This repository provides implementations for various semantics for the IMP language of ETHZ's Formal Methods course.
Currently only core IMP is supported.
The following semantics are supported:
- big-step semantics (aka. natural semantics)
- small-step semantics (aka. structural operational semantics)
- axiomatic semantics
To install the interpreters, clone the git repo, grab the Z3 Prover's library
files corresponding to your OS (e.g. for Windows libz3.dll and libz3.lib from the *-win.zip archive) and build
the project.
$ git clone [email protected]:skius/imp
$ cd imp/
$ # put the z3 files here
$ cargo build./imp <filename> <true/false: run big-step> <true/false: run small-step> <true/false: run axiomatic>
For example, ./imp examples/square.imp true true true evaluates examples/square.imp with both big-step and
small-step semantics and verifies the given derivations.
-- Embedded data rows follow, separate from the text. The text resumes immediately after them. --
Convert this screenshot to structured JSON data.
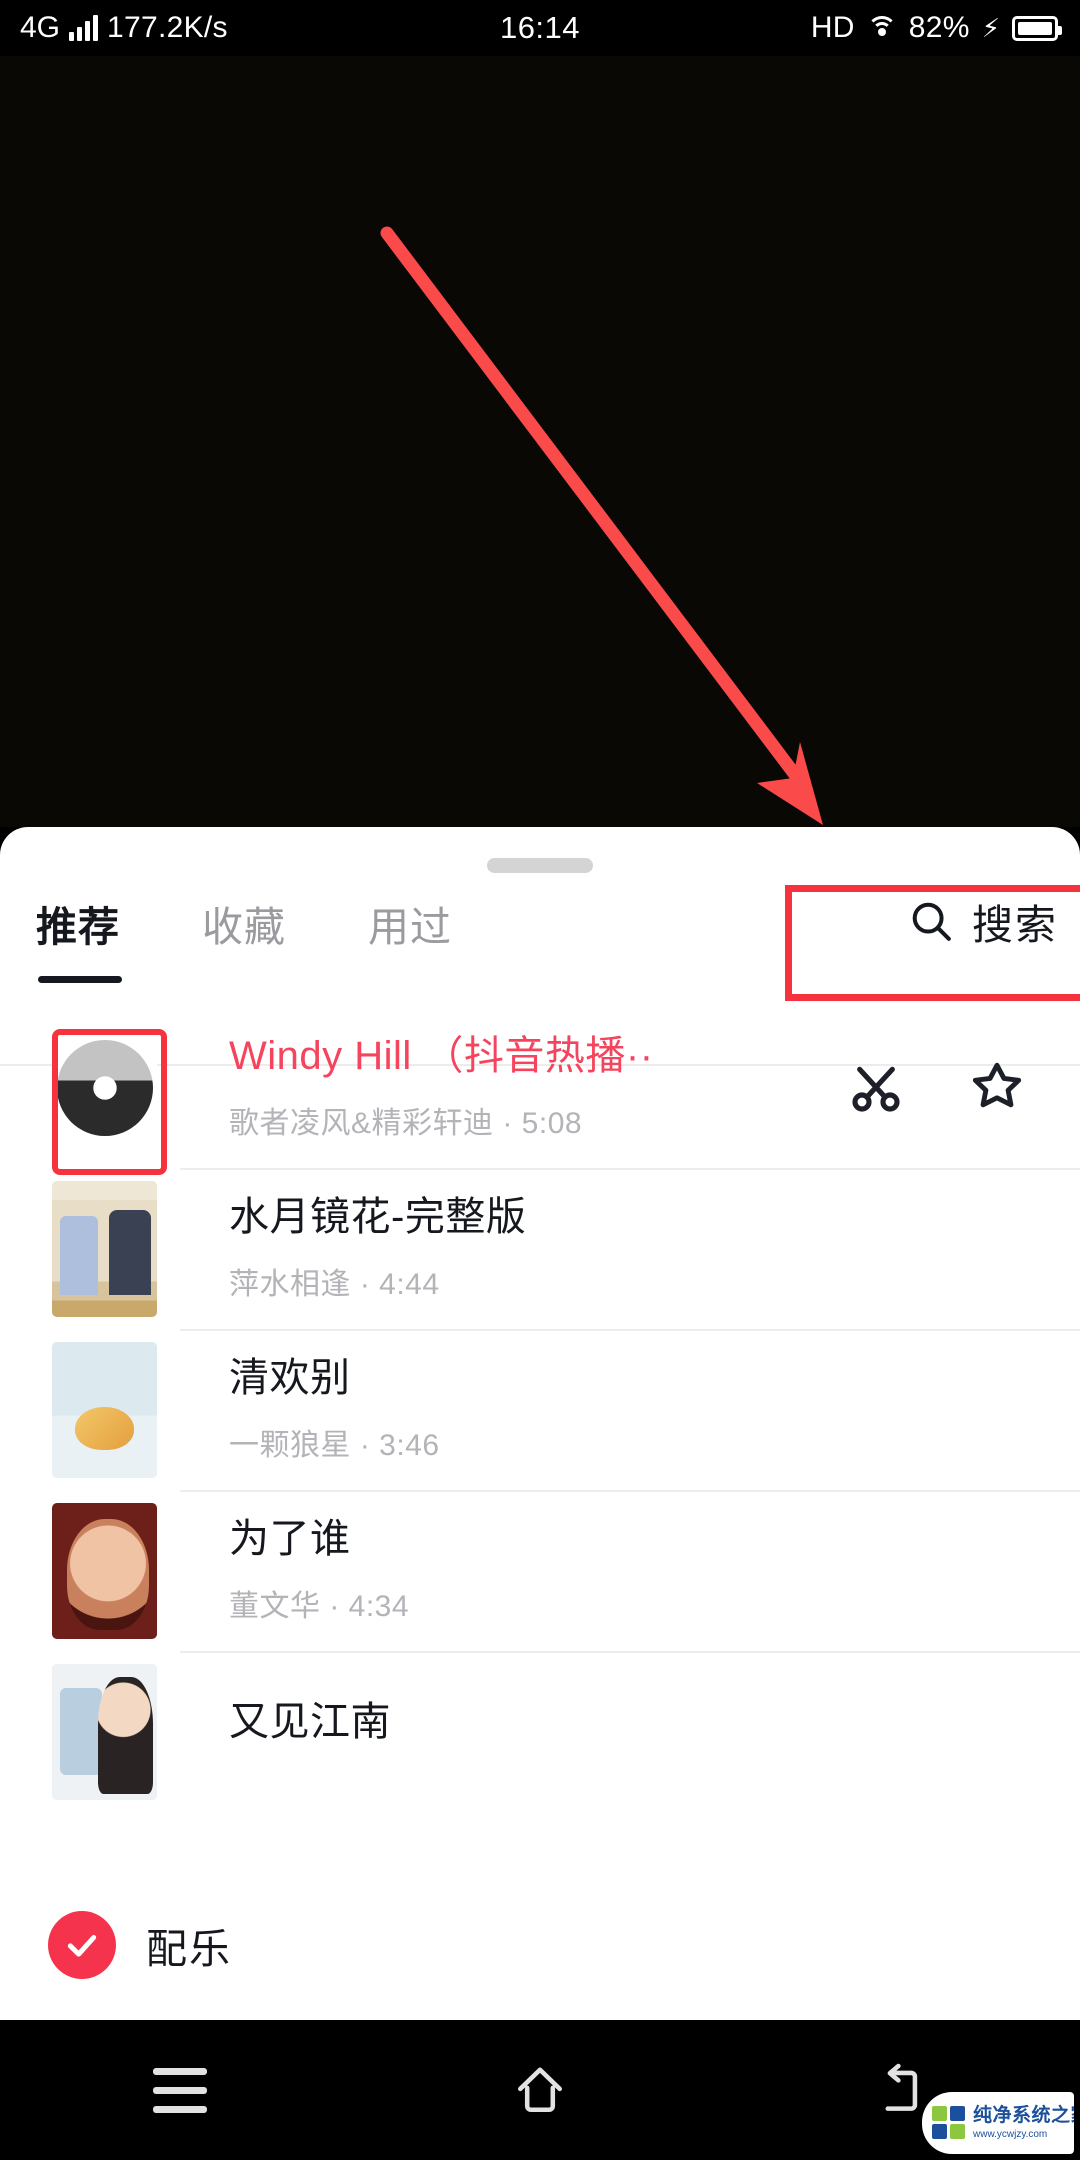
{
  "status_bar": {
    "network_type": "4G",
    "data_rate": "177.2K/s",
    "time": "16:14",
    "hd_label": "HD",
    "battery_percent": "82%",
    "icons": [
      "signal-bars-icon",
      "wifi-icon",
      "charging-bolt-icon",
      "battery-icon"
    ]
  },
  "annotations": {
    "arrow_color": "#fa4a4a",
    "highlight_color": "#f5333f",
    "arrow_points_to": "search-button",
    "boxes": [
      "search-button",
      "first-track-cover"
    ]
  },
  "sheet": {
    "drag_handle": "drag-handle",
    "tabs": [
      {
        "label": "推荐",
        "active": true
      },
      {
        "label": "收藏",
        "active": false
      },
      {
        "label": "用过",
        "active": false
      }
    ],
    "search": {
      "label": "搜索",
      "icon": "search-icon"
    },
    "tracks": [
      {
        "title": "Windy Hill （抖音热播··",
        "artist_duration": "歌者凌风&精彩轩迪 · 5:08",
        "selected": true,
        "actions": [
          "cut-icon",
          "star-icon"
        ]
      },
      {
        "title": "水月镜花-完整版",
        "artist_duration": "萍水相逢 · 4:44",
        "selected": false,
        "actions": []
      },
      {
        "title": "清欢别",
        "artist_duration": "一颗狼星 · 3:46",
        "selected": false,
        "actions": []
      },
      {
        "title": "为了谁",
        "artist_duration": "董文华 · 4:34",
        "selected": false,
        "actions": []
      },
      {
        "title": "又见江南",
        "artist_duration": "",
        "selected": false,
        "actions": []
      }
    ],
    "soundtrack_bar": {
      "label": "配乐",
      "checked": true,
      "accent_color": "#f5334c"
    }
  },
  "nav_bar": {
    "buttons": [
      {
        "name": "menu-button",
        "icon": "hamburger-icon"
      },
      {
        "name": "home-button",
        "icon": "home-icon"
      },
      {
        "name": "back-button",
        "icon": "back-arrow-icon"
      }
    ]
  },
  "watermark": {
    "brand": "纯净系统之家",
    "url": "www.ycwjzy.com"
  }
}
The core IMP syntax is precisely the same as introduced in the lecture (incl. shorthands). The syntax to verify axiomatic derivations is the same as the introduced "Proof Outline", except that there are no semi-colons.
Example (square.imp, squares a and stores it in b using only addition):
{a >= 0}
⊨
{a >= 0 and 0 = 0 and 0 = 0}
b := 0
{a >= 0 and b = 0 and 0 = 0}
i := 0
{a >= 0 and b = 0 and i = 0}
⊨
{i <= a and b = a * i}
while (i # a) do
{i # a and (i <= a and b = a * i)}
⊨
{i # a and (i <= a and b + a = a * (i + 1))}
b := b + a
{i # a and (i <= a and b = a * (i + 1))}
⊨
{i + 1 <= a and b = a * (i + 1)}
i := i + 1
{i <= a and b = a * i}
end
{not (i # a) and (i <= a and b = a * i)}
⊨
{b = a * a}
Note that you may use ⊨ or |= for rules of consequence.
Additionally, one must be very careful
writing the conditions for if and while - their conditions must be ANDed at the highest level:
# this is okay (note the parentheses that force precedence)
{i <= a and b = a * i}
while (i # a) do
{i # a and (i <= a and b = a * i)}
# this is not
{i <= a and b = a * i}
while (i # a) do
{i # a and i <= a and b = a * i}
# because it is equivalent to
{i <= a and b = a * i}
while (i # a) do
{(((i # a) and i <= a) and b = a * i)}
# where the condition (i # a) is at the innermost/lowest level instead of the highest.